For the third mission (“Bolstering Semiconductor Supply Chains to Maintain Super Gap Competitiveness”), a mini-fab will be established for early commercial demonstrations of 12-inch high-tech semiconductor wafer MPEs (materials, parts and equipment).
Approximately 70 percent of the new R&D annual budget will be poured into selected projects. Through prefeasibility studies and new project sourcing, KRW 6.2 trillion and 13.5 trillion won will be invested by 2027 and 2030, respectively.
Second, project management authority will be granted to top market and industry experts.
Previously, a project was overseen and planned out by a single program director per business category, whose role ended once the planning stage was completed with no one remaining to oversee the entire process.
However, all phases of the Super Gap Project will be overseen by not only the program director but also by a group of project managers consisting of market and industry experts that will engage in setting project goals, technology development, personnel training and outcome evaluation.
Once the project management group is formed, details of the plan will be further established with respect to setting goals, project organization and milestones.
Third, R&D support structures will be changed so that institutions with superior innovation capabilities can spearhead the project and undertake responsibilities on a greater scale.
Past R&D projects were composed of numerous, small-scale tasks in which various entities executed their respective tasks, and were criticized for meagre project outcomes in contrast with the comparable success of individual tasks.
Super Gap Projects will be advanced in the form of singular, large-scale projects rather than each being split into smaller elements. Institutions with superior innovation capabilities can form the optimal consortium and align all component technologies for development and evaluation to create tangible outcomes.
Nine companies and four institutes that attended the roundtable signed a memorandum of understanding (MOU) for the Super Gap Project execution. Companies will be actively engaging in the project manager group, while a strategic planning group is to support the management of a technological innovation alliance.

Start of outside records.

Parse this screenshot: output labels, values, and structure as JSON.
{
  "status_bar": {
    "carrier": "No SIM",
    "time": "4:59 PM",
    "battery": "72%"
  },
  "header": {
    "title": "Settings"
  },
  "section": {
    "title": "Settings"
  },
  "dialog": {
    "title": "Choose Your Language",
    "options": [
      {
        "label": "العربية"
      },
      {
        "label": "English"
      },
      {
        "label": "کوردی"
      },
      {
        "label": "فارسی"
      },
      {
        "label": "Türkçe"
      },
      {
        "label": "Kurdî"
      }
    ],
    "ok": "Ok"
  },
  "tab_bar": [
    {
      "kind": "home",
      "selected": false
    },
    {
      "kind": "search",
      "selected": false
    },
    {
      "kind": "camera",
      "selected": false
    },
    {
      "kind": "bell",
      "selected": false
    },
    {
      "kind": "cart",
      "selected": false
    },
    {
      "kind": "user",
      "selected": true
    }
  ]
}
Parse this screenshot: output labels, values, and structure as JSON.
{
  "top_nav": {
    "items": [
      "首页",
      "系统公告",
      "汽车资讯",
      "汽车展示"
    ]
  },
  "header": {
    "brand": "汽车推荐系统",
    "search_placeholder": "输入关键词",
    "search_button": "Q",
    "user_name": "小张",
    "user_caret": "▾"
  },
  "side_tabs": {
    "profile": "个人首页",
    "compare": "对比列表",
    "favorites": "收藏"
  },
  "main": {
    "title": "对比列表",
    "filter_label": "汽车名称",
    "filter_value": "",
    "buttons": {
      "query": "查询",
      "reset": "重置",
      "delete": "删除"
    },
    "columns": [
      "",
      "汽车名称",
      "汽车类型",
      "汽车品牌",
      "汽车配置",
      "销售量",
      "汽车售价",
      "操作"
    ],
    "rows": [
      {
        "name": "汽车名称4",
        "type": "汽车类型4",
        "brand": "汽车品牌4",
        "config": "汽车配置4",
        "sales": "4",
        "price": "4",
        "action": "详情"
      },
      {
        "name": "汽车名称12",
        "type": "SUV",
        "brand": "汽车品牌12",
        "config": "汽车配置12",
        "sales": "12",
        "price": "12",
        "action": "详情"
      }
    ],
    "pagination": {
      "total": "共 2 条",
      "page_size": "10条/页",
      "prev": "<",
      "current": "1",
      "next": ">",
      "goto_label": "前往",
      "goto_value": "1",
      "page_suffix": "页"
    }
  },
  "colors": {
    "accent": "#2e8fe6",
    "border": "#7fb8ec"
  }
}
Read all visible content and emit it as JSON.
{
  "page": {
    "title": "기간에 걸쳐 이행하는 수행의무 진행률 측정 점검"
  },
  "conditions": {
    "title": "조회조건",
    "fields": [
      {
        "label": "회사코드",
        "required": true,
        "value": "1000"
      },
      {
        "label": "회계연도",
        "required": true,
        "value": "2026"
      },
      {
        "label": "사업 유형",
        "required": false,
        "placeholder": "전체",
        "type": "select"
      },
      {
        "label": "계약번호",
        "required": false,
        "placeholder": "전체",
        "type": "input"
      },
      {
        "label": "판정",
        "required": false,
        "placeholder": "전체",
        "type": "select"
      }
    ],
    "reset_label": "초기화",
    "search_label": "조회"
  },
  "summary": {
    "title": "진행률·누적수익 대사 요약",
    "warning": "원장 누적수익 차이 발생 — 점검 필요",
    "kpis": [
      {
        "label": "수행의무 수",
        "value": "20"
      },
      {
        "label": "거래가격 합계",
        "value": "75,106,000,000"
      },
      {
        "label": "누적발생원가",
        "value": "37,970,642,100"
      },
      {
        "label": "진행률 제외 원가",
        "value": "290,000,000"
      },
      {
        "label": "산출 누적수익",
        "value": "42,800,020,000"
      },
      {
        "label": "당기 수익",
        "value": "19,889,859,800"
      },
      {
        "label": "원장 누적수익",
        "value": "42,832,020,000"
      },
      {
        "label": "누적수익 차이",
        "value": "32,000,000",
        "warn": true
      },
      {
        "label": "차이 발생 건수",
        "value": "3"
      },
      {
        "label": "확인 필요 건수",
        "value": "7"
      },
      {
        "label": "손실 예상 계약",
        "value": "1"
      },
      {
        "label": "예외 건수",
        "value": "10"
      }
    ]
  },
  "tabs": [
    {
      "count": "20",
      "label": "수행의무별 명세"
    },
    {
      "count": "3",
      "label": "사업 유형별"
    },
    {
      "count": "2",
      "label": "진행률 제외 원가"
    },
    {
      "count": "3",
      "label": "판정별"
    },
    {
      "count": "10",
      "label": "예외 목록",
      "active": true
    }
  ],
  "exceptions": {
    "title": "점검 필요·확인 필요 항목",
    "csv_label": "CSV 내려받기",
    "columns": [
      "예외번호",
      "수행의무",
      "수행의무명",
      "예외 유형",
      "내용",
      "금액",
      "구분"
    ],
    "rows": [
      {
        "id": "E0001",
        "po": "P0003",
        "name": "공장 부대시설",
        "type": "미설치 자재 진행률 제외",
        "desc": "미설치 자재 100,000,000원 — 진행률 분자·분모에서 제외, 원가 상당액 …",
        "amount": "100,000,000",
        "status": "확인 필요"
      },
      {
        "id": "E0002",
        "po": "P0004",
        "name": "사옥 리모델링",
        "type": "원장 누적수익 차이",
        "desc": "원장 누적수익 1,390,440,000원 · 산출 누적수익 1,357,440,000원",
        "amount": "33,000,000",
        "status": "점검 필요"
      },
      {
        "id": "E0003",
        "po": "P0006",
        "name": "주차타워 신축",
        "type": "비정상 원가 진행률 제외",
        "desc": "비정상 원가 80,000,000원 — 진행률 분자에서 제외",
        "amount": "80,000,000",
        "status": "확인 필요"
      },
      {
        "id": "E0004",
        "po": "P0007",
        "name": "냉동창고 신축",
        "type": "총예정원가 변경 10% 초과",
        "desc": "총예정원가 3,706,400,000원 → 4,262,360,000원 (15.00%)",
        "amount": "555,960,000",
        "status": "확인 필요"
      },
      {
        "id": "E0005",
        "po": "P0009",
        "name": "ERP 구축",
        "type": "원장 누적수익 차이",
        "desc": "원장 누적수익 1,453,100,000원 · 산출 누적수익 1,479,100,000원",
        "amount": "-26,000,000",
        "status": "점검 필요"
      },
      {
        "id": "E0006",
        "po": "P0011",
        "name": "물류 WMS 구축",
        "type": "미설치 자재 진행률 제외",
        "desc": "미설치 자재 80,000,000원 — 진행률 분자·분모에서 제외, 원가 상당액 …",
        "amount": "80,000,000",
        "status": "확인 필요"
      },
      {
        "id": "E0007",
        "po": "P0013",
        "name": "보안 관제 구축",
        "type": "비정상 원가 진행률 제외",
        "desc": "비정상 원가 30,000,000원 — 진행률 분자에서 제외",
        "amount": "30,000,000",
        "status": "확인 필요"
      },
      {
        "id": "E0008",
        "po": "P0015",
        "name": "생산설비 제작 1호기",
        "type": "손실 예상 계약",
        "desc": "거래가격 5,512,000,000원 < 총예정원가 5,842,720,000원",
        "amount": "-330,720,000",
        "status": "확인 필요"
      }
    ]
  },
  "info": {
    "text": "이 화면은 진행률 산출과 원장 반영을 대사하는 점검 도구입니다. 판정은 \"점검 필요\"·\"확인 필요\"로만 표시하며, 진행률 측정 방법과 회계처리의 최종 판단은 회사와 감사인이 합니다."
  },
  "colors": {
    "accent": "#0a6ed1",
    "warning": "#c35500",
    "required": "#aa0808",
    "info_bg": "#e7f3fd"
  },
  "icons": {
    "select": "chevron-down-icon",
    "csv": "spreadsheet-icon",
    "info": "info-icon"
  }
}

Korea Evaluation Institute of Industrial Technology (KEIT) and Korea Energy Technology Evaluation and Planning (KETEP) will assist the project manager group, and Korea Institute for Advancement of Technology (KIAT) will assist the personnel training and foundation projects.
Vice Minister Jang stressed that fragmented, small-scale projects run by a handful of experts can neither produce significant outcomes nor outperform rivals in the technology race, and stated that the Ministry will “establish an R&D system in which Korea’s top experts can offer guidance and innovation-leading institutes can form a ‘dream team’ to create substantial outcomes.”